Index des auteurs de A à Z

dimanche 3 août 2014

L'élégance du hérisson de Muriel Barbery



L’histoire : Deux vies qui se côtoient chaque jour sans jamais se croiser.. Cela aurait pu être une histoire d’amour mais là, c’est une histoire d’être(s) humain(s).

Renée a 54 ans et est la concierge du 7 rue de Grenelle, un immeuble bourgeois et cossu du 6èmearrondissement de Paris. Les habitants de cet immeuble ont l’image que chacun d’entre nous s’en fait : des riches qui pratiquent encore l’élitisme et persuadés que chaque catégorie de population devrait rester à sa place. Sauf que la place de Renée se trouve parmi les érudits, les penseurs et les philosophes. Mais ça, elle ne le dit pas. Elle se cache sous une image que tout le monde se fait d’une concierge d’immeuble : une personne qui ne prend pas soin de son apparence, sans éducation, peu aimable et inculte.
Jusqu’à ce qu’elle fasse deux rencontres qui vont changer sa vie..
Paloma a 11 ans et habite au 7 rue de Grenelle. Paloma fait partie d’une famille de riches, clichés à souhait : sa mère est droguée aux antidépresseurs, sa sœur est une petite snobinarde égoïste et égocentrique, le tout sous les yeux impuissants du père résigné à être un lâche. Pourtant, Paloma refuse d’appartenir à ce monde et de ressembler au modèle familial avec lequel elle se sent en décalage. Et pour cause, Paloma est intelligente, voire même extrêmement intelligente. Aussi, pour marquer son refus de terminer dans un « bocal à poisson », Paloma a décidé de mettre fin à ses jours.
Jusqu’à ce qu’elle rencontre Renée..
Ce que j’en pense : Mesdames et Messieurs, connaissez-vous les hérissons ? Mais si, vous savez, ce sont ces créatures solitaires et piquantes à l’extérieur (qui s’y frotte s’y pique), mais terriblement raffinées et intelligentes à l’intérieur.
Eh bien, en voici deux spécimens tout droit sortis de l’imaginaire de Muriel Barbery.. ou presque..
« L’élégance du hérisson » n’est pas un roman qui raconte une histoire ; ce livre décrit plutôt des morceaux de vie choisis et accompagnés des pensées des deux personnages principaux.
Ainsi, Renée et Paloma prennent la parole chacune à leur tour et nous font part de leurs réflexions sur le monde qui les entoure sous la forme d’un journal intime. J’ai d’ailleurs trouvé original le fait d’adopter deux polices d’écritures différentes pour chacun des personnages.
Renée et Paloma sont deux personnages que tout semble séparer et qui pourtant sont très proches.

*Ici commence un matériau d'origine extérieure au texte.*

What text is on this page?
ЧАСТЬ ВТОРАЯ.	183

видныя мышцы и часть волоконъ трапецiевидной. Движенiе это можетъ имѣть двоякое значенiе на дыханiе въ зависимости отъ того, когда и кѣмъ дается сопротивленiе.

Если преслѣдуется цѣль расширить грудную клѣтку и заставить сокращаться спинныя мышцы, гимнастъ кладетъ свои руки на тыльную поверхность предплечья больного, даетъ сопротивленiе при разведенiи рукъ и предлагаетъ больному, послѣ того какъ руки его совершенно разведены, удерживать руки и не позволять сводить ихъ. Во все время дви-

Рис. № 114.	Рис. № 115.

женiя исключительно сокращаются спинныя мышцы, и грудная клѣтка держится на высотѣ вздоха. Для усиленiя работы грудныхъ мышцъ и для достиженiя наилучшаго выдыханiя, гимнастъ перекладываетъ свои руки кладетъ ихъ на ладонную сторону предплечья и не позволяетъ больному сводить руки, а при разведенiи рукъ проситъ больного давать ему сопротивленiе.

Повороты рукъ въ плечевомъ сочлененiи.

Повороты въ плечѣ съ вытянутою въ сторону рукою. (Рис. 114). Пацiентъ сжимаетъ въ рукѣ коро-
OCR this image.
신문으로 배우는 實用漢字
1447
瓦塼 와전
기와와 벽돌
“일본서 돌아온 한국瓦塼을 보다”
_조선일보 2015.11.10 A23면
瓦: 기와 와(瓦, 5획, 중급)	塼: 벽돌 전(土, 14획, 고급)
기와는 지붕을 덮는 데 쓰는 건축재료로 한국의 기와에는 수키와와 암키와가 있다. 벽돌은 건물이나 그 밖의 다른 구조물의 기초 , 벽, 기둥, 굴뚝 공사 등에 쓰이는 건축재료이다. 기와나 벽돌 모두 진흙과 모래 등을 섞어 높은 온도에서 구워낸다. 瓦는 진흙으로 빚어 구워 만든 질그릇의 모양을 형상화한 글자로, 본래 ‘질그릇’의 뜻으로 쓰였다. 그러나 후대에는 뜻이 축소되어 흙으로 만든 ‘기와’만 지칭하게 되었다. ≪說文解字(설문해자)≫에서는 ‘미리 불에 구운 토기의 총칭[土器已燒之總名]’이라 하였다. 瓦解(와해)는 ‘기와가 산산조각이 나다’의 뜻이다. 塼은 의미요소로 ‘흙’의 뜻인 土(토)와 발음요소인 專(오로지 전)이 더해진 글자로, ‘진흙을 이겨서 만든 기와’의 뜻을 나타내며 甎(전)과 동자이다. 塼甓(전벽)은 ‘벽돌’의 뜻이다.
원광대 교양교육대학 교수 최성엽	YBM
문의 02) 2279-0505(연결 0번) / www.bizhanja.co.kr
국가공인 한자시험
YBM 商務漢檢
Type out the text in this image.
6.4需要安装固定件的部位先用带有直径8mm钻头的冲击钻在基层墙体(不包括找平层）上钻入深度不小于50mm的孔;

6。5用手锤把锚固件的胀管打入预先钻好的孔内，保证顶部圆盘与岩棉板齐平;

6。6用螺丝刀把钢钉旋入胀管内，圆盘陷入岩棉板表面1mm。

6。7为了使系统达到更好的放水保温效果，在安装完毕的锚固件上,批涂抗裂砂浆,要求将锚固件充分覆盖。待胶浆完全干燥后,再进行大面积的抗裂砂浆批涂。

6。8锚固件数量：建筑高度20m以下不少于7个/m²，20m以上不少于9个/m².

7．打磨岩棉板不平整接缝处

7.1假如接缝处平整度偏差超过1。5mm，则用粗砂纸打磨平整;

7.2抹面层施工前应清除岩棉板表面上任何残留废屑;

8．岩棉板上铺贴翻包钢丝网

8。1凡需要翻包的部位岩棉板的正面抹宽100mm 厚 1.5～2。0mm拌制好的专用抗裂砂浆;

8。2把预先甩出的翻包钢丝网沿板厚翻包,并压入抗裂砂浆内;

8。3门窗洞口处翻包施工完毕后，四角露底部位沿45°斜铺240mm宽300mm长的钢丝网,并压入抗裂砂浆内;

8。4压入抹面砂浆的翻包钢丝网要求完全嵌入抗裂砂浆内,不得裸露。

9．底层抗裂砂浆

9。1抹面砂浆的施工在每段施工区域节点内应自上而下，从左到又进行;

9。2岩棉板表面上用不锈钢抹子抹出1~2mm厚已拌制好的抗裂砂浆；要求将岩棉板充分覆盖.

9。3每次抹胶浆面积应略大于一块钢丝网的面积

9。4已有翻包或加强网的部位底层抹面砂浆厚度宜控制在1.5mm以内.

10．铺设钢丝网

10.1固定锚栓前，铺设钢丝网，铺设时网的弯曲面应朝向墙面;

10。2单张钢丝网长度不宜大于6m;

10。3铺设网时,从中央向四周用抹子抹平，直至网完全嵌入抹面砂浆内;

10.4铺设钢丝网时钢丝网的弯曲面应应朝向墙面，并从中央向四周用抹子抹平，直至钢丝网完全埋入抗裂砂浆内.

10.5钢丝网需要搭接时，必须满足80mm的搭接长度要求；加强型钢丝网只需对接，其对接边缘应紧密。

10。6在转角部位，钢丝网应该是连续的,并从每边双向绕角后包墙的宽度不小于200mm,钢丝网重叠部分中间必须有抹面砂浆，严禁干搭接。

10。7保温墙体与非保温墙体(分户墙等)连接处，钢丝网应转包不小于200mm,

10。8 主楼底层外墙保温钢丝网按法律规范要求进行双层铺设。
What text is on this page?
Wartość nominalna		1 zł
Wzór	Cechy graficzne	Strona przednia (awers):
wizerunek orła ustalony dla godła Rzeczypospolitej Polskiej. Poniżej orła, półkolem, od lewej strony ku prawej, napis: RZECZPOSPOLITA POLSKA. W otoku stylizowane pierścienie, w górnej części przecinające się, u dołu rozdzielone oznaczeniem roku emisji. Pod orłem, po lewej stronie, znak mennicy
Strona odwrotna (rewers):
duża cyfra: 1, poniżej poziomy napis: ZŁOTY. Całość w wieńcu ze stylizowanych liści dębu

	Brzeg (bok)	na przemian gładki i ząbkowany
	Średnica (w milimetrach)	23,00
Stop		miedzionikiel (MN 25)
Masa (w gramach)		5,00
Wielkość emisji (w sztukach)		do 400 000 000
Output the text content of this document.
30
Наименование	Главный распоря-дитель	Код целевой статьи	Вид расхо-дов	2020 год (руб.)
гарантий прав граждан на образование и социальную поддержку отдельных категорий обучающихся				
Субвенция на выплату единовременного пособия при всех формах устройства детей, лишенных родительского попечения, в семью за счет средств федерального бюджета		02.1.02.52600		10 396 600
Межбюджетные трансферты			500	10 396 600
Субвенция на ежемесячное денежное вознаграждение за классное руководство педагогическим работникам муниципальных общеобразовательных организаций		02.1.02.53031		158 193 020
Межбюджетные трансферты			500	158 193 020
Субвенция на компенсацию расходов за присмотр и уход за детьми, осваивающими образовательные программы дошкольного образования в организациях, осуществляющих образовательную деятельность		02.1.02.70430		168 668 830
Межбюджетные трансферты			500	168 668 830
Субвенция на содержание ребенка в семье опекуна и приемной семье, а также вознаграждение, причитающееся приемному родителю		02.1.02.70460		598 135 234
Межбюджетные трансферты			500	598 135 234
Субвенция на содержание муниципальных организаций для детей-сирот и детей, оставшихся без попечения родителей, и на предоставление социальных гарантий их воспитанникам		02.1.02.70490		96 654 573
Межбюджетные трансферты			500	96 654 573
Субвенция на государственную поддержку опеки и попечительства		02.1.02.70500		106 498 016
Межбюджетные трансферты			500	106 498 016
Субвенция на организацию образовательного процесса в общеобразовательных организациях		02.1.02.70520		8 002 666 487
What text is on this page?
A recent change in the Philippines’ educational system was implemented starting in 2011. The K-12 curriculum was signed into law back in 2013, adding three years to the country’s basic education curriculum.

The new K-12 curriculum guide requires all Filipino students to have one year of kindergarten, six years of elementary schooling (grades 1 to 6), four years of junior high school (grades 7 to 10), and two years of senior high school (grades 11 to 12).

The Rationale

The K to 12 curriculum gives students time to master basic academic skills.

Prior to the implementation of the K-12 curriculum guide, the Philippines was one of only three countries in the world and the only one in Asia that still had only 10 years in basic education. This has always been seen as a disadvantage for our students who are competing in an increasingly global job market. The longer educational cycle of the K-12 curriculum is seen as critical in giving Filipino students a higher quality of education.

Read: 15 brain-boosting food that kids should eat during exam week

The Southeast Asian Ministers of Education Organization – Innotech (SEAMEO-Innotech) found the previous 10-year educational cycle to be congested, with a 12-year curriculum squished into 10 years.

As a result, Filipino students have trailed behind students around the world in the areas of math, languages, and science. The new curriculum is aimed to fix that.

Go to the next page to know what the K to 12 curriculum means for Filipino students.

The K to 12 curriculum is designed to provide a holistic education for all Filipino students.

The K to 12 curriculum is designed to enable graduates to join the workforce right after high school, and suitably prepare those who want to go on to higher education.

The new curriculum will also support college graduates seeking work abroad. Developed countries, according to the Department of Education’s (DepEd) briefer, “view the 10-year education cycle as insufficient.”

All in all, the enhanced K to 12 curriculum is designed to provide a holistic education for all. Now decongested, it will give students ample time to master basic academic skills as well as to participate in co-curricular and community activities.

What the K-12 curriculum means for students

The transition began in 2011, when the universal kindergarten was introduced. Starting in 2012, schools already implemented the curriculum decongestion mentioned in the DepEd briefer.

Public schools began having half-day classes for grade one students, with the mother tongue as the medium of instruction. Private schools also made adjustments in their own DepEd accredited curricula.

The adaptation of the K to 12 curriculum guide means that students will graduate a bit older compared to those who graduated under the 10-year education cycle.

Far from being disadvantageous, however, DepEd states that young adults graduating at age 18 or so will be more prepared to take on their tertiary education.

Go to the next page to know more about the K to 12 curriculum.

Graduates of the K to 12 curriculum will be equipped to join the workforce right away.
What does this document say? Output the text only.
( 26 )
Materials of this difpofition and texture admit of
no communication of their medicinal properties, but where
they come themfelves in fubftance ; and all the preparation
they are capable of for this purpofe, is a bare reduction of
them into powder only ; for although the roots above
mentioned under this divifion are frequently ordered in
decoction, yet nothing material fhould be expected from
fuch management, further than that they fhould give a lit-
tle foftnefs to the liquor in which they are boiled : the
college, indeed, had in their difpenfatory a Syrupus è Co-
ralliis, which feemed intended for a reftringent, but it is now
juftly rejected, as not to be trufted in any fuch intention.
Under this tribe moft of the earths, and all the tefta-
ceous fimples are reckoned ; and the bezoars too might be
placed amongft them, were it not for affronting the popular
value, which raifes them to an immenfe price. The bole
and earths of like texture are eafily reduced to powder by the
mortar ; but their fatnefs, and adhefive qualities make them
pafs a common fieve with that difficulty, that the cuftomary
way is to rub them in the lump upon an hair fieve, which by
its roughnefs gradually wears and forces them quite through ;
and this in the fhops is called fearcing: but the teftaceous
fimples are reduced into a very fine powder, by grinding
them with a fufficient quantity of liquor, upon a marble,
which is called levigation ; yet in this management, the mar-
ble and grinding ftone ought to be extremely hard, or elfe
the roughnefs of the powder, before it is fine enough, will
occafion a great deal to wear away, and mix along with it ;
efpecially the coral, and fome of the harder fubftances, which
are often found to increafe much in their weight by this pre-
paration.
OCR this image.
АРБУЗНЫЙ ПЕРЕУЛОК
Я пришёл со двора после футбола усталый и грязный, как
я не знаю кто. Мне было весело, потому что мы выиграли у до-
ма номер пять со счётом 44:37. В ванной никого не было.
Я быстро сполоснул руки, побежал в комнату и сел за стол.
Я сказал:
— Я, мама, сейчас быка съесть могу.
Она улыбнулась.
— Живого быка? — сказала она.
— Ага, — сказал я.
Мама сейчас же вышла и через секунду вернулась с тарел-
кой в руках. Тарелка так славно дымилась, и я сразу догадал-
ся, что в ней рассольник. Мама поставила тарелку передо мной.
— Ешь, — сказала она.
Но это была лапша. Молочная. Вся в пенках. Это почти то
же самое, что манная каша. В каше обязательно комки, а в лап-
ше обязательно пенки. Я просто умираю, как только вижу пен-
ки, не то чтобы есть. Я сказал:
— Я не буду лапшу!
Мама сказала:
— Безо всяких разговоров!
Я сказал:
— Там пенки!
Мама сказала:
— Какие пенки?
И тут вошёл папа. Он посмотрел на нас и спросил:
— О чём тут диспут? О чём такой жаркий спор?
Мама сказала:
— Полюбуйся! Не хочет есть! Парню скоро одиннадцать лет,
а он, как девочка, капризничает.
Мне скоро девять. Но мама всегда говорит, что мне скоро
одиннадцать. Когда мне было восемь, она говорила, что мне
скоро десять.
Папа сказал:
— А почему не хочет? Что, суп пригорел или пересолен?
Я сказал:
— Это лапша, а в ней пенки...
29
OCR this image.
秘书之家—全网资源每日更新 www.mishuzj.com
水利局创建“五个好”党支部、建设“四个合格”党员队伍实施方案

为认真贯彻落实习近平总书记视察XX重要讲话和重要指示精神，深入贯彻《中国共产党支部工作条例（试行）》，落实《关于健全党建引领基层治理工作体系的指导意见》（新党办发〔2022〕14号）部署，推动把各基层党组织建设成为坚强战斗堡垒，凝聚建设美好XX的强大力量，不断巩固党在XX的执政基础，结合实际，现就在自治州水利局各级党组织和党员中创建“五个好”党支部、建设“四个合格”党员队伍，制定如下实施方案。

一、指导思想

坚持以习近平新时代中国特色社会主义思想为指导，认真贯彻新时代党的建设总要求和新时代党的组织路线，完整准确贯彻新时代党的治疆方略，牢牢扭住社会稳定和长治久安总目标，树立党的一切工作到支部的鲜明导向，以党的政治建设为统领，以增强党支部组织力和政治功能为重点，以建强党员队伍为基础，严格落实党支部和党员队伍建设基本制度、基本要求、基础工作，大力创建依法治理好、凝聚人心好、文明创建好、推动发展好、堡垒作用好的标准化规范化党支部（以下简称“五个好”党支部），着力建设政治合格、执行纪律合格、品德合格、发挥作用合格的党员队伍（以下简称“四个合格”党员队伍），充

En effet, toutes deux se sentent en décalage avec la société dans laquelle elles évoluent et toutes deux cherchent à échapper à leurs semblables. Renée possède une grande culture et se cache derrière le cliché de la concierge peu aimable et limitée. Paloma pense et réfléchit sur le monde qui l’entoure contrairement aux autres filles de son âge et de sa condition qui ne pensent qu’à faire la fête et draguer (ou qui ne pensent pas tout court) et envisage de mettre fin à ses jours.
A travers ces deux personnages, l’auteure nous montre le regard différent que peuvent porter des êtres qui se sentent en décalage avec leurs pairs. D'ailleurs, ce ne sont pas n'importe quels êtres : ces êtres-là sont des hérissons, et les hérissons, ils sont particulièrement intelligents. 
Pour Muriel Barbery, l’intelligence et la culture ne sont pas l’apanage d’une certaine caste qui se croit au-dessus de la masse et qui pense détenir la Connaissance. En réalité, ces gens qui se croient mieux que tout le monde n’ont rien compris du tout.
Le livre et ses personnages me rappellent un peu « Ensemble c’est tout » d’Anna Gavalda où le personnage de Camille était femme de ménage mais en réalité ultra diplômée et portait un regard différent sur le monde qui l’entourait (en l’occurrence, Renée la concierge est une fan inconditionnelle de Tolstoï : normal, non ?)
Mais alors, comment vit-on ce décalage avec ses pairs ? Pour remédier à cette différence, Renée et Paloma cherchent un sens à donner à leur existence. L’une pour exister, l’autre pour continuer à vivre.. Et c’est cette quête qu’elles vont mener tout au long du livre.
Pour ma part, j'ai trouvé que« L’élégance du hérisson » fait la part belle aux clichés, notamment quant aux habitants de l’immeuble : des riches qui sont fustigés parce qu’ils sont riches et stupides, beaucoup trop enfermés dans leur petit monde pour voir ce qui se passe à l’extérieur. Même si la description et le caractère des personnages m’ont souvent bien fait rire, l’auteure rentre un peu trop facilement dans la caricature à mon humble avis.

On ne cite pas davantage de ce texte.